Re: [PATCH v11 1/8] dax: Introduce holder for dax_device

Shiyang Ruan <ruansy.fnst@xxxxxxxxxxx> · Wed, 16 Mar 2022 21:46:07 +0800

在 2022/3/12 7:35, Dan Williams 写道:
On Sun, Feb 27, 2022 at 4:08 AM Shiyang Ruan <ruansy.fnst@xxxxxxxxxxx> wrote:

To easily track filesystem from a pmem device, we introduce a holder for
dax_device structure, and also its operation.  This holder is used to
remember who is using this dax_device:
  - When it is the backend of a filesystem, the holder will be the
    instance of this filesystem.
  - When this pmem device is one of the targets in a mapped device, the
    holder will be this mapped device.  In this case, the mapped device
    has its own dax_device and it will follow the first rule.  So that we
    can finally track to the filesystem we needed.

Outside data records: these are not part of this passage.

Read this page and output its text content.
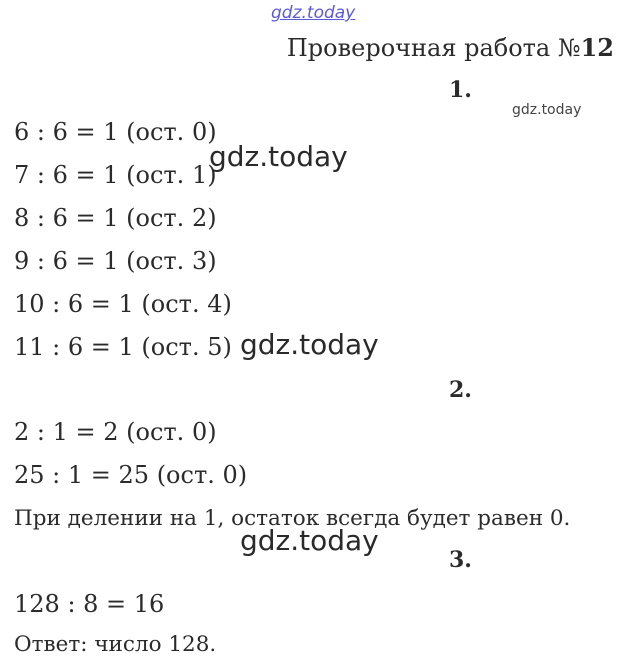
gdz.today
Проверочная работа №12
1.
gdz.today
6 : 6 = 1 (ост. 0)
7 : 6 = 1 (ост. 1)
8 : 6 = 1 (ост. 2)
9 : 6 = 1 (ост. 3)
10 : 6 = 1 (ост. 4)
11 : 6 = 1 (ост. 5)
gdz.today
gdz.today
2.
2 : 1 = 2 (ост. 0)
25 : 1 = 25 (ост. 0)
При делении на 1, остаток всегда будет равен 0.
gdz.today
3.
128 : 8 = 16
Ответ: число 128.
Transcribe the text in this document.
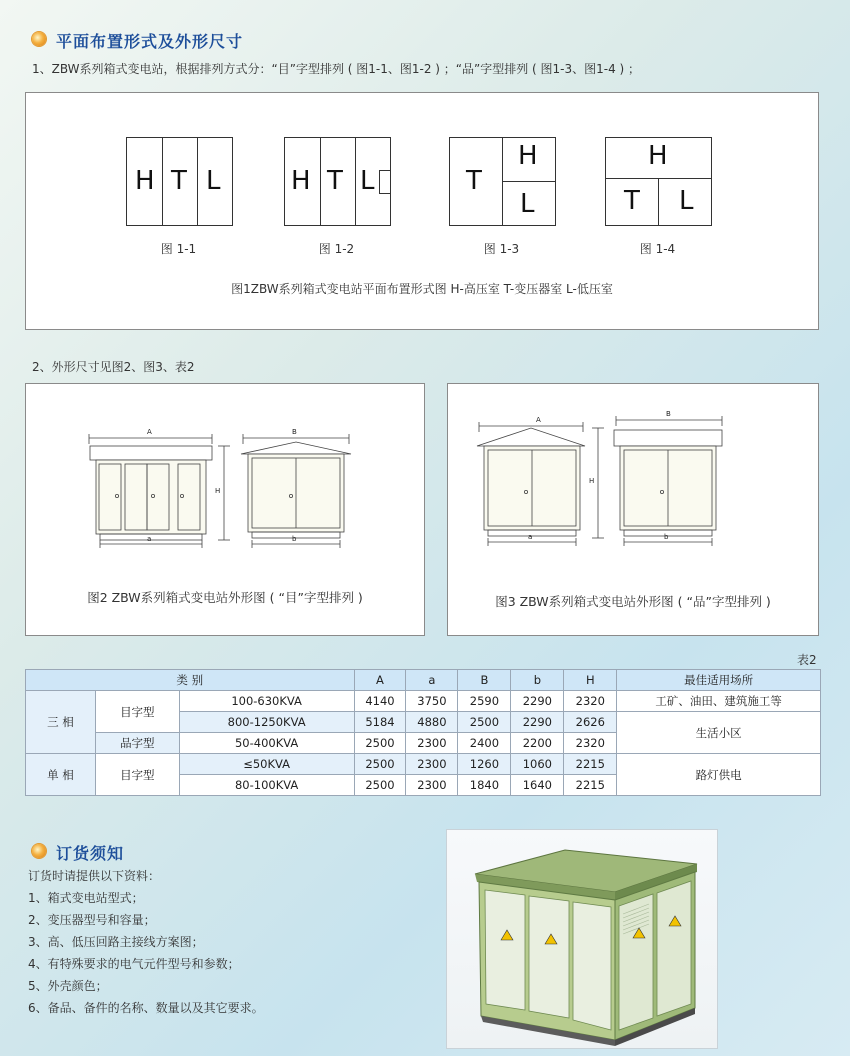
平面布置形式及外形尺寸
1、ZBW系列箱式变电站，根据排列方式分：“目”字型排列 ( 图1-1、图1-2 ) ；“品”字型排列 ( 图1-3、图1-4 ) ；
H T L
图 1-1
H T L
图 1-2
T
H
L
图 1-3
H
T L
图 1-4
图1ZBW系列箱式变电站平面布置形式图 H-高压室 T-变压器室 L-低压室
2、外形尺寸见图2、图3、表2
A
a
H
B
b
图2 ZBW系列箱式变电站外形图 ( “目”字型排列 )
A
a
H
B
b
图3 ZBW系列箱式变电站外形图 ( “品”字型排列 )
表2
类 别			A	a	B	b	H	最佳适用场所
三 相	目字型	100-630KVA	4140	3750	2590	2290	2320	工矿、油田、建筑施工等
		800-1250KVA	5184	4880	2500	2290	2626	生活小区
	品字型	50-400KVA	2500	2300	2400	2200	2320	
单 相	目字型	≤50KVA	2500	2300	1260	1060	2215	路灯供电
		80-100KVA	2500	2300	1840	1640	2215	
订货须知
订货时请提供以下资料：
1、箱式变电站型式；
2、变压器型号和容量；
3、高、低压回路主接线方案图；
4、有特殊要求的电气元件型号和参数；
5、外壳颜色；
6、备品、备件的名称、数量以及其它要求。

The holder and holder_ops will be set when filesystem is being mounted,
or an target device is being activated.

Signed-off-by: Shiyang Ruan <ruansy.fnst@xxxxxxxxxxx>
---
  drivers/dax/super.c | 89 +++++++++++++++++++++++++++++++++++++++++++++
  include/linux/dax.h | 32 ++++++++++++++++
  2 files changed, 121 insertions(+)

diff --git a/drivers/dax/super.c b/drivers/dax/super.c
index e3029389d809..da5798e19d57 100644
--- a/drivers/dax/super.c
+++ b/drivers/dax/super.c
@@ -21,6 +21,9 @@
   * @cdev: optional character interface for "device dax"
   * @private: dax driver private data
   * @flags: state and boolean properties
+ * @ops: operations for dax_device
+ * @holder_data: holder of a dax_device: could be filesystem or mapped device
+ * @holder_ops: operations for the inner holder
   */
  struct dax_device {
         struct inode inode;
@@ -28,6 +31,8 @@ struct dax_device {
         void *private;
         unsigned long flags;
         const struct dax_operations *ops;
+       void *holder_data;
+       const struct dax_holder_operations *holder_ops;
  };

  static dev_t dax_devt;
@@ -193,6 +198,29 @@ int dax_zero_page_range(struct dax_device *dax_dev, pgoff_t pgoff,
  }
  EXPORT_SYMBOL_GPL(dax_zero_page_range);

+int dax_holder_notify_failure(struct dax_device *dax_dev, u64 off,
+                             u64 len, int mf_flags)
+{
+       int rc, id;
+
+       id = dax_read_lock();
+       if (!dax_alive(dax_dev)) {
+               rc = -ENXIO;
+               goto out;
+       }
+
+       if (!dax_dev->holder_ops) {
+               rc = -EOPNOTSUPP;

I think it is ok to return success (0) for this case. All the caller
of dax_holder_notify_failure() wants to know is if the notification
was successfully delivered to the holder. If there is no holder
present then there is nothing to report. This is minor enough for me
to fix up locally if nothing else needs to be changed.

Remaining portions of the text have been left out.